Smith v. Board of County Commissioners

81 Kan. 91 | Kan. | 1909

*92The opinion of the court was delivered by

Johnston, C. J.:

The question for decision in this case is whether James A. Smith, the sheriff of Atchison county, is entitled to recover compensation for official services under chapter 250 of the Laws of 1903 or according to the provisions of chapter 227 of the Laws of 1905. The sheriff presented a claim for boarding prisoners during the years 1905 and 1906 an<d his account was allowed at the rate of forty cents per day for each prisoner. He was also allowed fees and actual expenses for taking prisoners to penal institutions and patients to charitable institutions; but these allowances were for the maximum compensation provided for by the act of 1903. On the theory that he was entitled to, compensation under the act of 1905 he presented to the board of county commissioners a bill asking ten cents per day for each person boarded in addition to the allowance already made, amounting to $702.60, and his claim also included $109.50 more than had been previously allowed for conveying prisoners and patients to the prisons and hospitals, as well as an extra fee of $2 for drawing a jury. The claims were disallowed by the board, but in an action brought in the district court judgment awarding him the amount claimed was rendered.

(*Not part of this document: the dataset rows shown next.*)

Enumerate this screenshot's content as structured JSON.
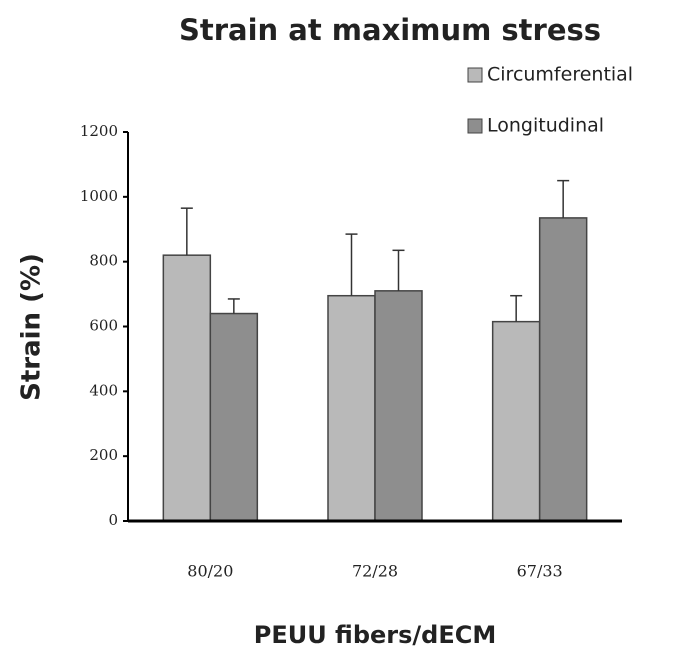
{
  "chart_data": {
    "type": "bar",
    "title": "Strain at maximum stress",
    "x_label": "PEUU fibers/dECM",
    "y_label": "Strain (%)",
    "categories": [
      "80/20",
      "72/28",
      "67/33"
    ],
    "series": [
      {
        "name": "Circumferential",
        "color": "#b9b9b9",
        "values": [
          820,
          695,
          615
        ],
        "errors": [
          145,
          190,
          80
        ]
      },
      {
        "name": "Longitudinal",
        "color": "#8e8e8e",
        "values": [
          640,
          710,
          935
        ],
        "errors": [
          45,
          125,
          115
        ]
      }
    ],
    "ylim": [
      0,
      1200
    ],
    "yticks": [
      0,
      200,
      400,
      600,
      800,
      1000,
      1200
    ],
    "grid": false,
    "legend": "top-right"
  }
}
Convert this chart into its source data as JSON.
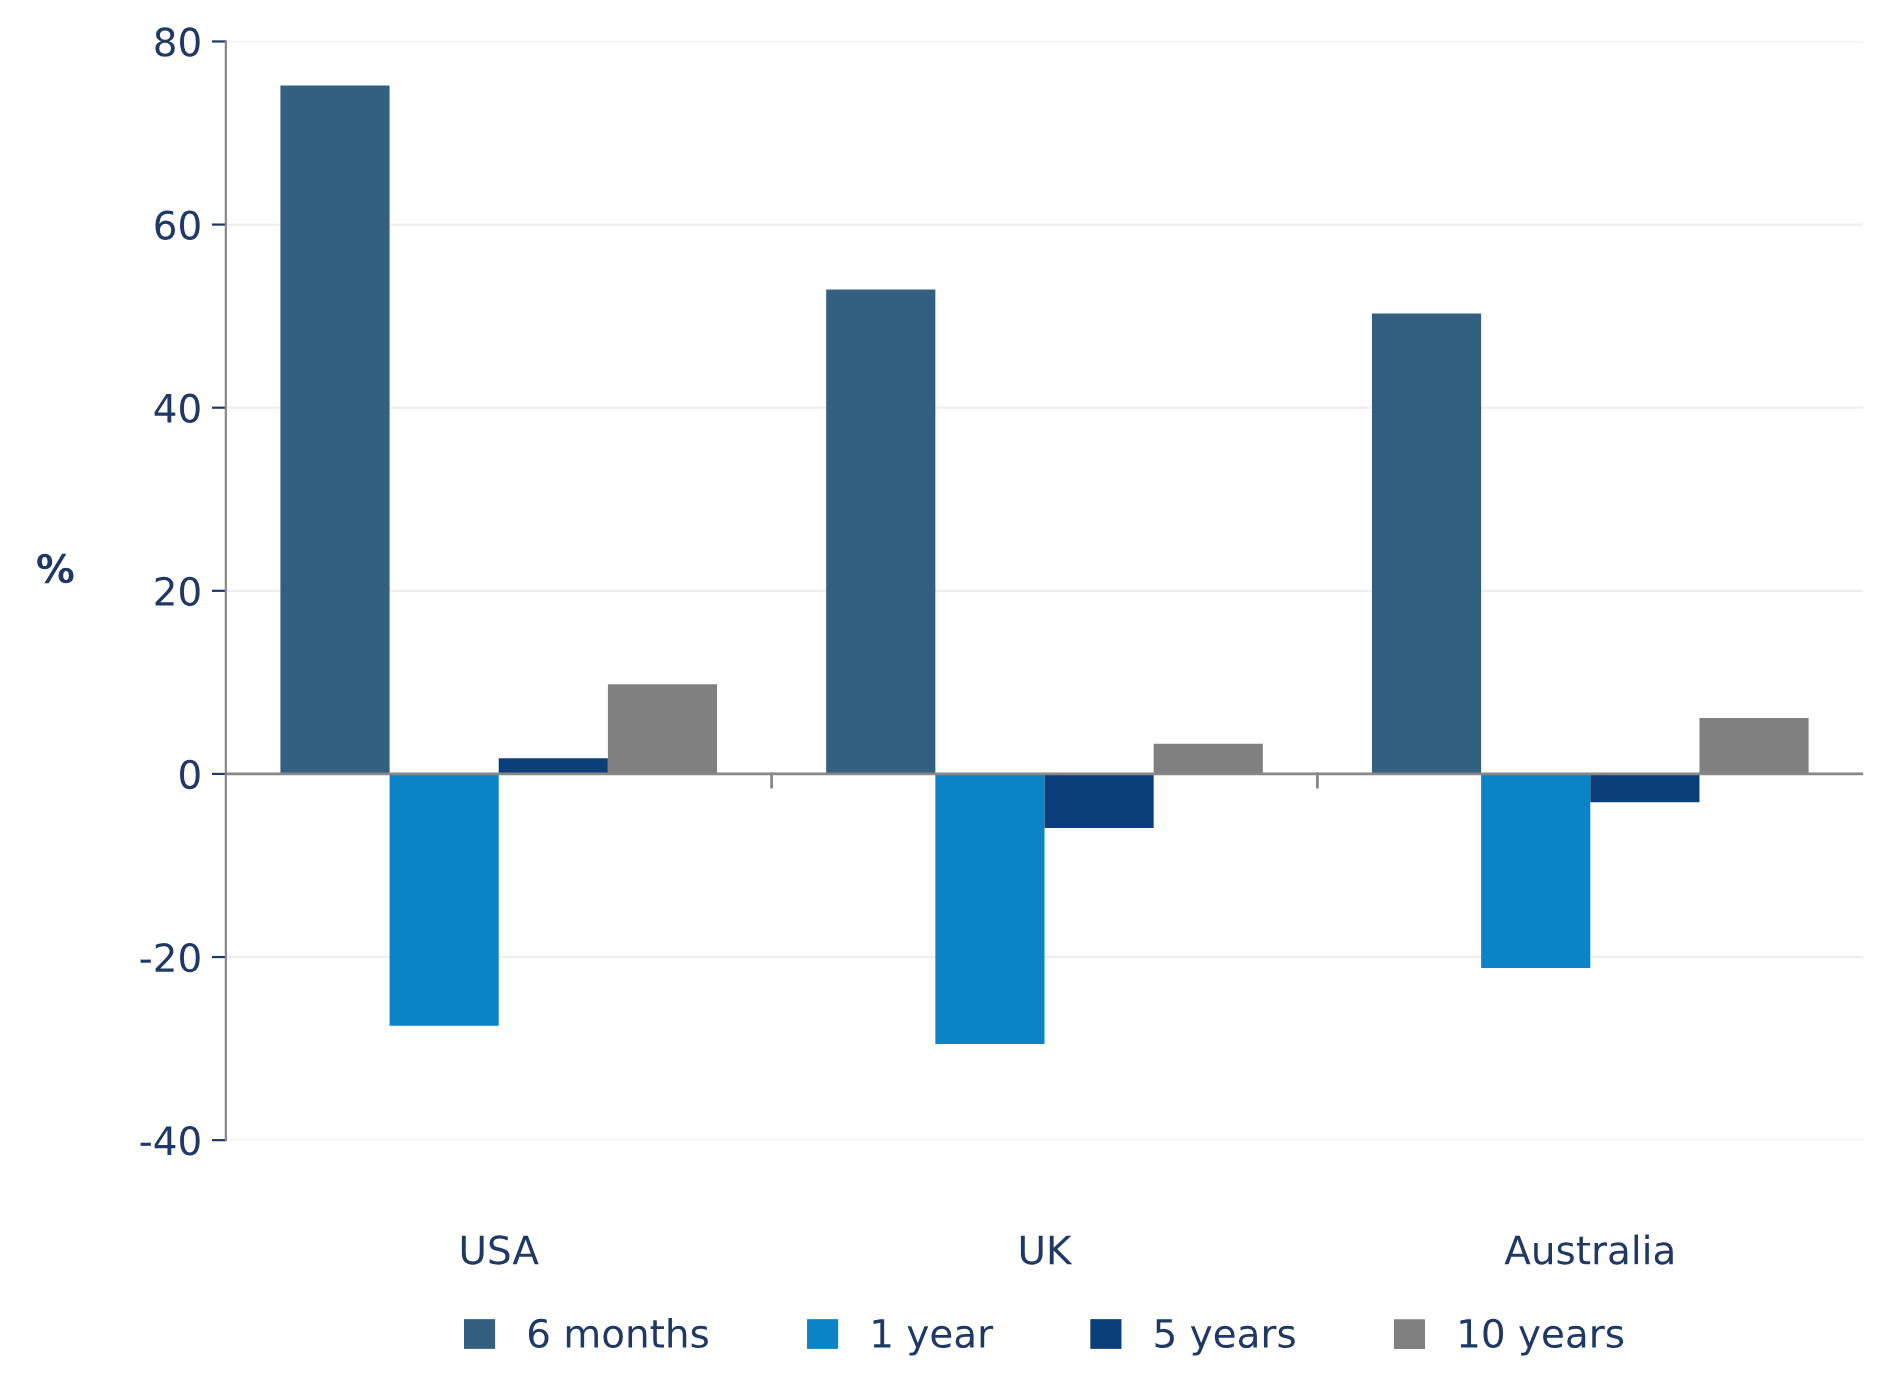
{
  "chart_data": {
    "type": "bar",
    "ylabel": "%",
    "categories": [
      "USA",
      "UK",
      "Australia"
    ],
    "series": [
      {
        "name": "6 months",
        "color": "#336080",
        "values": [
          75.2,
          52.9,
          50.3
        ]
      },
      {
        "name": "1 year",
        "color": "#0a84c6",
        "values": [
          -27.5,
          -29.5,
          -21.2
        ]
      },
      {
        "name": "5 years",
        "color": "#0a3f7a",
        "values": [
          1.7,
          -5.9,
          -3.1
        ]
      },
      {
        "name": "10 years",
        "color": "#808080",
        "values": [
          9.8,
          3.3,
          6.1
        ]
      }
    ],
    "ylim": [
      -40,
      80
    ],
    "yticks": [
      -40,
      -20,
      0,
      20,
      40,
      60,
      80
    ],
    "grid": "y",
    "legend": "bottom"
  }
}
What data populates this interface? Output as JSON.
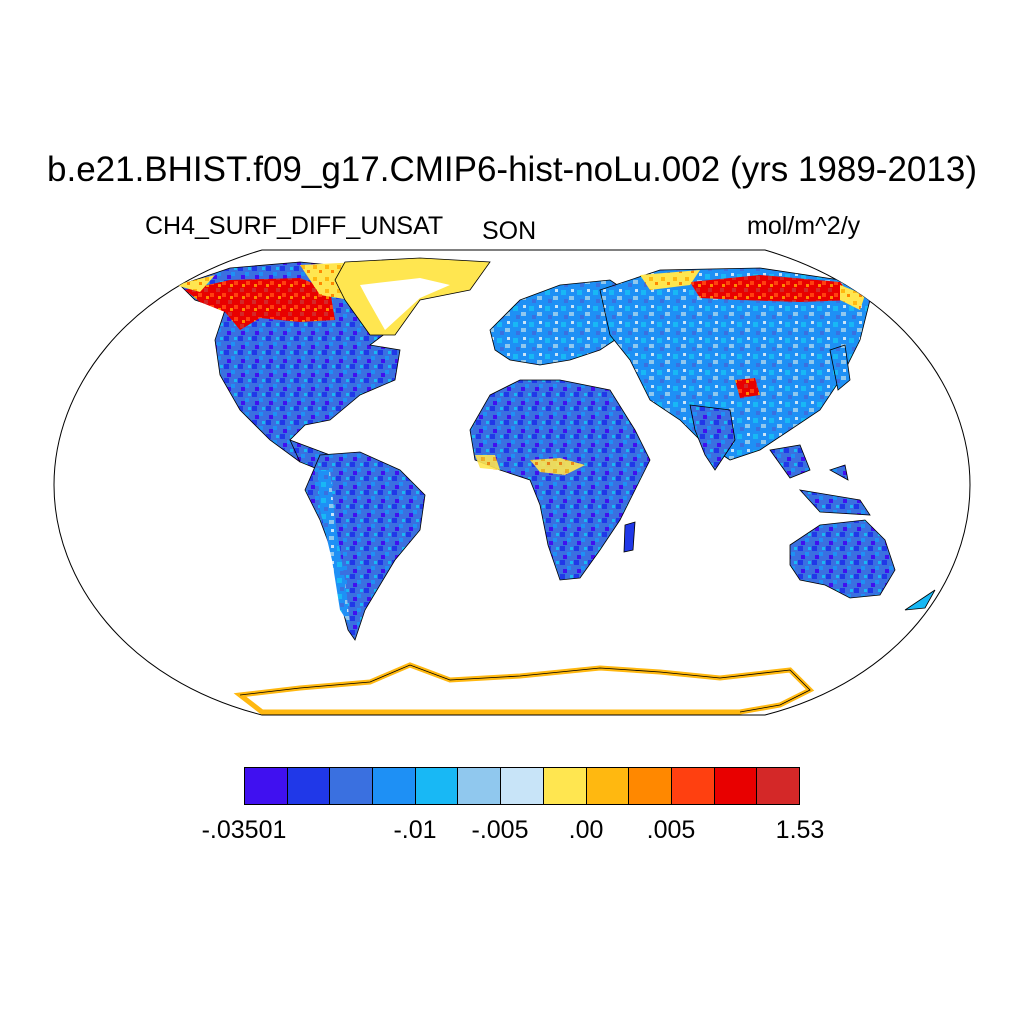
{
  "title": "b.e21.BHIST.f09_g17.CMIP6-hist-noLu.002 (yrs 1989-2013)",
  "variable": "CH4_SURF_DIFF_UNSAT",
  "season": "SON",
  "units": "mol/m^2/y",
  "colorbar": {
    "colors": [
      "#4010f0",
      "#2038e8",
      "#3a70e0",
      "#1e90f5",
      "#18b8f5",
      "#90c8ee",
      "#c8e4f8",
      "#ffe650",
      "#ffb810",
      "#ff8800",
      "#ff4010",
      "#e80000",
      "#d42828"
    ],
    "tick_labels": [
      "-.03501",
      "-.01",
      "-.005",
      ".00",
      ".005",
      "1.53"
    ]
  },
  "colors": {
    "ocean": "#ffffff",
    "land_background": "#3a70e0",
    "coastline": "#000000"
  }
}
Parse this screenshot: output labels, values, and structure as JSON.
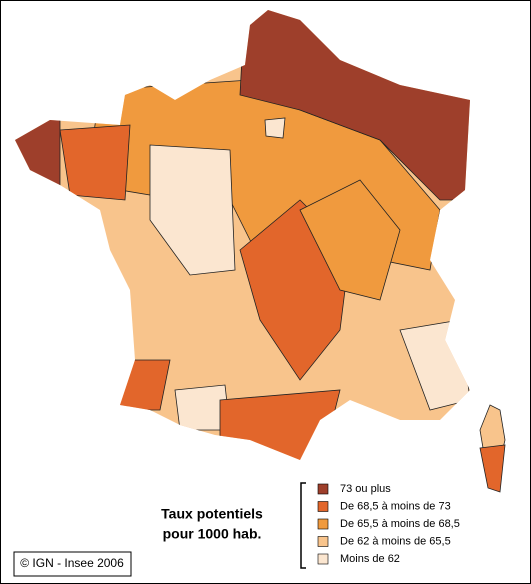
{
  "map": {
    "caption": [
      "Taux potentiels",
      "pour 1000 hab."
    ],
    "copyright": "© IGN - Insee 2006",
    "legend": [
      {
        "label": "73 ou plus",
        "color": "#9e3f2b"
      },
      {
        "label": "De 68,5 à moins de 73",
        "color": "#e2662b"
      },
      {
        "label": "De 65,5 à moins de 68,5",
        "color": "#f09a3e"
      },
      {
        "label": "De 62 à moins de 65,5",
        "color": "#f8c48c"
      },
      {
        "label": "Moins de 62",
        "color": "#fbe6d0"
      }
    ]
  }
}
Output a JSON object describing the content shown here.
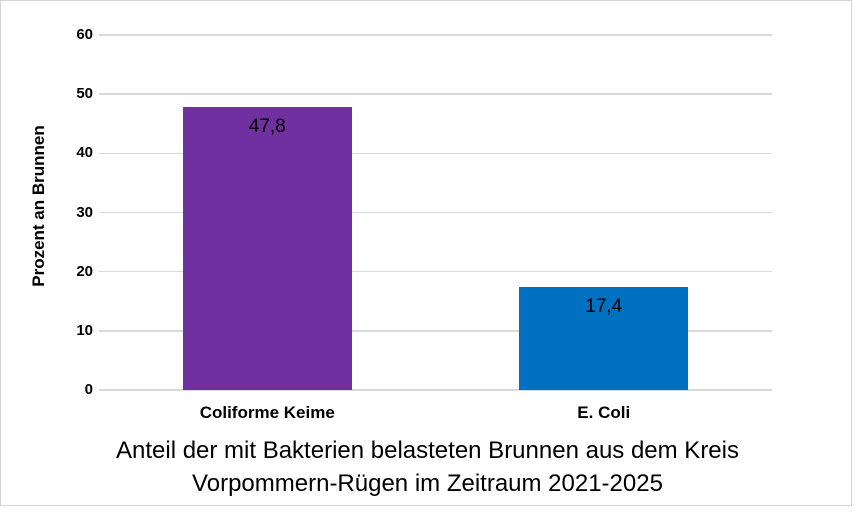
{
  "chart_data": {
    "type": "bar",
    "categories": [
      "Coliforme Keime",
      "E. Coli"
    ],
    "values": [
      47.8,
      17.4
    ],
    "value_labels": [
      "47,8",
      "17,4"
    ],
    "bar_colors": [
      "#7030A0",
      "#0070C0"
    ],
    "title_lines": [
      "Anteil der mit Bakterien belasteten Brunnen aus dem Kreis",
      "Vorpommern-Rügen im Zeitraum 2021-2025"
    ],
    "xlabel": "",
    "ylabel": "Prozent an Brunnen",
    "ylim": [
      0,
      60
    ],
    "yticks": [
      0,
      10,
      20,
      30,
      40,
      50,
      60
    ],
    "grid": true,
    "legend": "none",
    "colors": {
      "gridline": "#d9d9d9",
      "frame": "#d4d4d4",
      "text": "#000000",
      "background": "#ffffff"
    }
  }
}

Chapter 250 of the Laws of 1903 is a special act fixing the compensation of the sheriff and several other officers of Atchison county. It provides that the sheriff may charge as full compensation for his services certain fees prescribed in another act, and then proceeds to provide that he may retain fees up to the amount of $2500 per annum and that if in any year the total amount of the fees collected' in the county, exclusive of the amount allowed for carrying persons to penal and charitable institutions, shall be more than $2500 he shall be required to pay one-third of such excess into the county treasury, but in case the amount of the fees *93collected is less than the sheriff is permitted to retain the commissioners are authorized to make good the deficiency by an allowance, and the uncollected fees when paid are to go into the county treasury. This act is' more liberal in its provisions for the sheriff than was the general law in existence when the former was enacted. It fixed the compensation of the sheriff of Atchison county, at least until the passage of the act of 1905, and is still the controlling law unless it has been superseded or restricted by the act of 1905. If the special act governs the sheriff has received full compensation. The special act was passed prior to the recent amendment of the constitution in relation to the enactment of special laws, but in fact no claim is made that the act violates any provision of the constitution.

It is contended, however, that the act of 1905 supplants the special act in respect to the boarding and lodging of prisoners. It is general in character and provides, among other things, that in counties where sheriff’s fees are regulated by a general law the sheriff shall receive an additional allowance of ten cents per day for boarding and lodging prisoners, but it also provides that the additional fees shall not be paid in any county until the board of county commissioners shall make an order in writing to that effect and shall enter the same on their journal. There are two patent reasons why the sheriff of Atchison county may not receive the additional allowance which he claims by virtue of this act. The first one is that his fees and compensation are not regulated by a general law, but are expressly provided for in the special act of 1903. For that reason alone the sheriff may not avail himself of the provisions of the later act. Another reason which bars any claim of his for the additional compensation is that the commissioners have not made the written order bringing the county within the scope of the act. It is argued that this provision is an invalid delegation of legislative power. The act is in itself complete, but its *94operation depends upon the will and action of the board of county commissioners. Laws the operation of which depend upon such a contingency have been frequently sustained. (Noffzigger v. McAllister, 12 Kan. 315; Keyes v. Snyder, 15 Kan. 143; L. L. & G. Rld. Co. v. Comm’rs of Douglas Co., 18 Kan. 169; Phoenix Ins. Co. v. Welch, Supt., 29 Kan. 672; The State, ex rel., v. Hunter, 38 Kan. 578.) Aside from this consideration, the constitution provides that the legislature may confer upon tribunals transacting the county business such powers of local legislation and administration as it may deem expedient. Under this provision power of the kind in question can be given to the board of county commissioners. (Noffzigger v. McAllister, supra; Comm’rs of Harper Co. v. The State, ex rel., 47 Kan. 283.) The sheriff, having received all of the fees to which he is entitled as measured by the controlling statutes, can not recover the additional amounts claimed.

The judgment of the district court is therefore reversed and the cause remanded, with directions to enter judgment in favor of the appellant.